On October 5th 3 environmental groups sued the state department for evidence that Trans Canada had already begun construction on portions of the pipeline, before approval was given. The lawsuit accuses the State Department public opinion
process of being a complete sham and accuses them of allowing an international company to violate international treaties. This lawsuit has the possibility of giving more time for people to effectively organize a larger and more extensive opposition campaign against the pipeline, but in all likelihood will not change the outcome…
On an ending note I apologize for my own sense of pessimism. I'm leaning towards the approach that our efforts and energy could be better put towards things in our own community.
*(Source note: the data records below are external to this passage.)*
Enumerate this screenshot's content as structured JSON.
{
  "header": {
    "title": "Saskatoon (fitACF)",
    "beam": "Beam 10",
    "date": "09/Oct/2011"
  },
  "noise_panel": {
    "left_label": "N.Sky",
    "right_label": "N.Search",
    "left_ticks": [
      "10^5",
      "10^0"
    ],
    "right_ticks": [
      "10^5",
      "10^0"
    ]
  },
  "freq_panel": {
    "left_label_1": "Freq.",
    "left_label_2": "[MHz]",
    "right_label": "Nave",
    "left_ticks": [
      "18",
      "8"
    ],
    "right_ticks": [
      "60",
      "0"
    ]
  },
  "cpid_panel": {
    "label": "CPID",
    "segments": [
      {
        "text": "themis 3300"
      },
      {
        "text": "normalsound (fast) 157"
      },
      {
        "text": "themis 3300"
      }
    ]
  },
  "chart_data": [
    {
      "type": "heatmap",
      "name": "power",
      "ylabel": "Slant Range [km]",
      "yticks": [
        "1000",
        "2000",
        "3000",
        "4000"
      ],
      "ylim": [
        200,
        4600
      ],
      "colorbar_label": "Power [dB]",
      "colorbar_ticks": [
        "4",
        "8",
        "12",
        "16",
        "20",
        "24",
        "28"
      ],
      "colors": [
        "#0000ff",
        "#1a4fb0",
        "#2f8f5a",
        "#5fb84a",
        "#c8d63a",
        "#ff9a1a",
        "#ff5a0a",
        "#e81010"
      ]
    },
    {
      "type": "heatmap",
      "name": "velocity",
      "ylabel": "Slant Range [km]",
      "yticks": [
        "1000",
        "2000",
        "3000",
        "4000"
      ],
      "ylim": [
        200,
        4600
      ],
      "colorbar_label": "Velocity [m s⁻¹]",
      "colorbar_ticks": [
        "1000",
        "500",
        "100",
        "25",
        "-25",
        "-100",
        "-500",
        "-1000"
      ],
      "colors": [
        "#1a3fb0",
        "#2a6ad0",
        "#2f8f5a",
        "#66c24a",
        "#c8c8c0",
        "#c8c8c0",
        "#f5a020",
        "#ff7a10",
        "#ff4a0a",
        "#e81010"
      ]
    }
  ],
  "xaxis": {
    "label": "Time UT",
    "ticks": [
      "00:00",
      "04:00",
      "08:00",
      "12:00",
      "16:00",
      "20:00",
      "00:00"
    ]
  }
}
We still need to continue to speak out against this pipeline and tar sands development and remain resolute in our opposition. I do believe that we need to be active in any way we can, but in this fight time seems to be the one thing we are desperately short of. We do not effectively have enough time to organize a new campaign before year's end. My hope is that the national campaigns currently going will be able to expand their vision beyond Washington DC and back to the communities and regions through which this menace
will pass. If you have any ideas or thoughts on what we can or should do, please write them down and bring them to tonight’s meeting. Ill see ya there!